Tonarigumi (neighborhood association) (隣組)

Tonarigumi
This is a system which used to be common throughout Japan but was not stipulated until 1940. It was ranked under a district association, organizing several families into one group, and aimed at higher efficiency of distribution and thought control. Details are described in this section.

It is a name of a pop song with lyrics written by Ippei OKAMOTO (out of copyright for the lyrics) and music by Nobuo IIDA, and sung by Tamaki TOKUYAMA. The lyrics were prepared to propagate the tonarigumi system during wartime, and the music has cheerful and lively tones to propagate it to the citizens, so the song was also used as theme music of 'Dorifu Daibakusho' (a popular TV program). See 'Tonarigumi (song)' (for lyrics 'Tonarigumi [music]'). Tonarigumi is a government-led system for maintaining neighborhood which was one of the bases of people's lives to support the fighting forces of the wartime regime during the Showa period.

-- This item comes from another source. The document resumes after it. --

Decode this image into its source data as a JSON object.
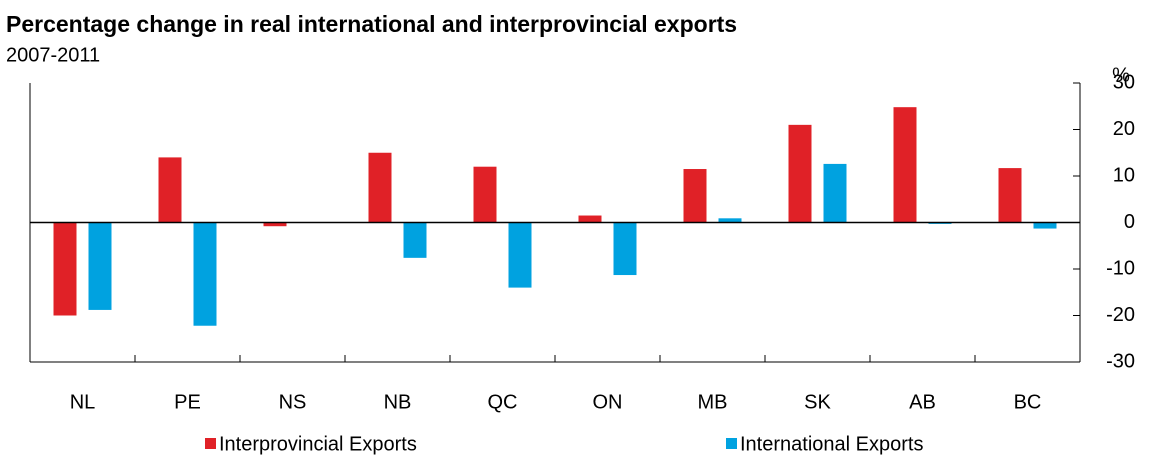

Along with the National General Mobilization Act, Movement for General Mobilization of the National Spirit, and Movement for Strict Enforcement of Election, it was institutionalized through 'Outline of Control and Enhancement of Village Community Associations and District Associations, etc' (Neighborhood Association Enhancement Act) decided in 1939 and decreed by the Ministry of Home Affairs (Japan) in 1940. Making a group with five to ten families, it urged their solidarity and development of local autonomy, and was used for mobilization of citizens and obligatory supply of materials to the government, distribution of controlled goods, and defense activity against air raids during wartime. In 1947 after the defeat in World War II and the Pacific War, it was dissolved by the supreme commander of the General Headquarters of the Allied Powers.

Even today part of the activities which was conducted using the tonarigumi system has been succeeded to district associations, districts (not wards of government-ordinance-designated cities) and residents' associations. In some local areas, relations within neighboring districts and residents have become weak mainly due to increase of one-room condos in which singles and nuclear families live, while other areas have problems over whether to become parishioners of a local Shinto shrine and contributing to rites and festivals of the shrine.

In some areas such as Kyoto City, tonarigumi remains even today (=>positioning of former school districts in Kyoto).